Congress Strengthens Homeland Security's Cyber Role with FISMA Reform, Other Bills

Homeland Security Secretary Jeh Johnson testifies on Capitol Hill in Washington.

Homeland Security Secretary Jeh Johnson testifies on Capitol Hill in Washington. Evan Vucci/AP

A 2002 computer protection law finally gets an upgrade.

Lawmakers have sent a raft of cyber legislation to President Barack Obama's desk, breaking through a six-year logjam. No doubt congressional action was spurred on by escalating intrusions into government and contractor networks. 

In a move backed by the White House, but not necessarily all Pentagon hawks, each of the measures positions the Department of Homeland Security as head of governmentwide cyber operations.

Since 2002 – when only purported Nigerian royalty sent malicious emails – agencies have had to compile an annual booklet of checklists self-certifying systems are accounted for and secure. Various proposals to mandate real-time monitoring have had strong bipartisan support -- but not much urgency.

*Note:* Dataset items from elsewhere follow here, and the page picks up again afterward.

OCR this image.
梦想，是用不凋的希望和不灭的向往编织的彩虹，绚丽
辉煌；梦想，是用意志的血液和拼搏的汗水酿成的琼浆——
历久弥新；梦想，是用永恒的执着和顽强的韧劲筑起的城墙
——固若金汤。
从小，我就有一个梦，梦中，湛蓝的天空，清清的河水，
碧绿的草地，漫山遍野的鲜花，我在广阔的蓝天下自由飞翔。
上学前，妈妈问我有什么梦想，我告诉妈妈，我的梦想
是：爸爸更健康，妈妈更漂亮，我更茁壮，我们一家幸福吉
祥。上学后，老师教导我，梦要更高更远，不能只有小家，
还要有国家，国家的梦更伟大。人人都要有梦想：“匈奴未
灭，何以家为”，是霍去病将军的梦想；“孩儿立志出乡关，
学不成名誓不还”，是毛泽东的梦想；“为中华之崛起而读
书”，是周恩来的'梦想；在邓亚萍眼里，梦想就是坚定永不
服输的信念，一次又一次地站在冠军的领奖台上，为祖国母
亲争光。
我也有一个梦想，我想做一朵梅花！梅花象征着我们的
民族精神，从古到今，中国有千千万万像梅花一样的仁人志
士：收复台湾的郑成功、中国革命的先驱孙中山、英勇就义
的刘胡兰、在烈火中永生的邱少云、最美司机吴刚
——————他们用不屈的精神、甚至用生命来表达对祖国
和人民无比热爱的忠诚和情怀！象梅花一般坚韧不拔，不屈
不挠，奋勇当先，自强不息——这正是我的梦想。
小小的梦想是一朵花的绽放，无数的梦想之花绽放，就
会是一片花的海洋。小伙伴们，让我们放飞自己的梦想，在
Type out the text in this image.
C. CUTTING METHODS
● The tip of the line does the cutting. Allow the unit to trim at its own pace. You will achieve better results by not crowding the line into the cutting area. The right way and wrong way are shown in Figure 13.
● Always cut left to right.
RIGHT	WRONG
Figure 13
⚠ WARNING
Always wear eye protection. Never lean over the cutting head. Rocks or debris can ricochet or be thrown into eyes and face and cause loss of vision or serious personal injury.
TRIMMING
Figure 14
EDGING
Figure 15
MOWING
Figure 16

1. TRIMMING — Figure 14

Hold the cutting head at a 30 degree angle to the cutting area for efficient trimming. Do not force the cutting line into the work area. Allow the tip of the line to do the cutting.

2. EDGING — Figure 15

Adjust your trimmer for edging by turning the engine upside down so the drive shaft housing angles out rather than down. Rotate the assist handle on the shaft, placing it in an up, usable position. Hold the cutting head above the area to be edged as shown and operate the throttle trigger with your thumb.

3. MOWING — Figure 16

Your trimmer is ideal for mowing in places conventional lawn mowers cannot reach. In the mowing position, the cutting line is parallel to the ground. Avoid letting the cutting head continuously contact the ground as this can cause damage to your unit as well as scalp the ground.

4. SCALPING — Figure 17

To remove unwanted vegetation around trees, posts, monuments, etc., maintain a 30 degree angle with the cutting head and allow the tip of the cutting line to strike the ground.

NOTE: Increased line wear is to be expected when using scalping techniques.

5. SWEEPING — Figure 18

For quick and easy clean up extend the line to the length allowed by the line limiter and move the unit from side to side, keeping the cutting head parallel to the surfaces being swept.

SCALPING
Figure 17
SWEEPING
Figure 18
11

Then came disclosures about massive Chinese cyberspying, the Target breach and revelations of sophisticated penetrations at the departments of Energy and State, the Office of Personnel Management and the White House, just to name a few.

Now, Congress has cleared an update to the more than decade-old Federal Information Security Management Act, or FISMA.

The bill mandates “automated security tools to continuously diagnose and improve security." And it deputizes DHS to oversee governmentwide cybersecurity operations.  

A 2003 presidential directive designated DHS the "focal point" for cyber, but a lack of formal power interfered with the assignment. FISMA 2.0 cements into law recent executive actions that had DHS aiding agencies and the White House creating cyber policy. The legislation does not cover military and intelligence community systems.

“There’s strong authority within the Department of Homeland Security to assist agencies operationally in defense and, to me, that’s the most critical point of this – a unified front and defense across all agencies,” former Agriculture Department Chief Information Officer Chris Smith told Nextgov.

What the bill does not do is prescribe specific network surveillance equipment.

Currently, DHS is managing a $6 billion “Continuous Diagnostics and Mitigation” contract from which agencies choose various sensors and consulting services a la carte. In their bill, lawmakers recognize “that the selection of specific technical hardware and software information security solutions should be left to individual agencies from among commercially developed products.”

Securing that multiyear contract for automated monitoring technology is one feat that demonstrates Homeland Security’s readiness to take center stage, said Smith, who served as USDA CIO from January 2008 to April 2012.

“This takes it to the next level in terms of continuous monitoring -- continuous diagnostics and mitigation -- which is what we need because the threat is ever-changing,” he said.

The clarity and adaptability of the measure provides a path for agency CIOs to move forward in lockstep, said Smith, now vice president for technology at AT&T Government Solutions.

“Five years ago, there were a lot of agencies that I had to coordinate with -- one of them being DHS -- to make sure that we were building out our architecture and operational capabilities,” he said.

Other cyber-related legislation passed this week includes an effort to fast-track cyber hiring at DHS, which has struggled to compete with private sector and military pay packages. The new bill empowers DHS to set rates of basic pay for new recruits and provide additional compensation, benefits and other sweeteners. Defense Department components, including the National Security Agency, have been authorized to offer the same incentives for years.  

But some security analysts note DHS has misused cyber workforce perks in the past. In 2010, then-DHS Secretary Janet Napolitano said her department had been granted regulatory direct-hire authority to add 1,000 new cyber professionals over three years. However, department information technology managers manipulated that flexibility to hire people without cyber skills for regular IT roles.

In another nod to DHS' place at the national security table, Congress approved legislation that will permanently place the existing 24-hour National Cybersecurity and Communications Integration Center at the department. The facility shares intelligence on cyber threats across the public and private sectors.

DHS Secretary Jeh Johnson said in a statement on Thursday, “On behalf of the men and women of this department, I appreciate the bipartisan support by Congress for our cybersecurity mission.”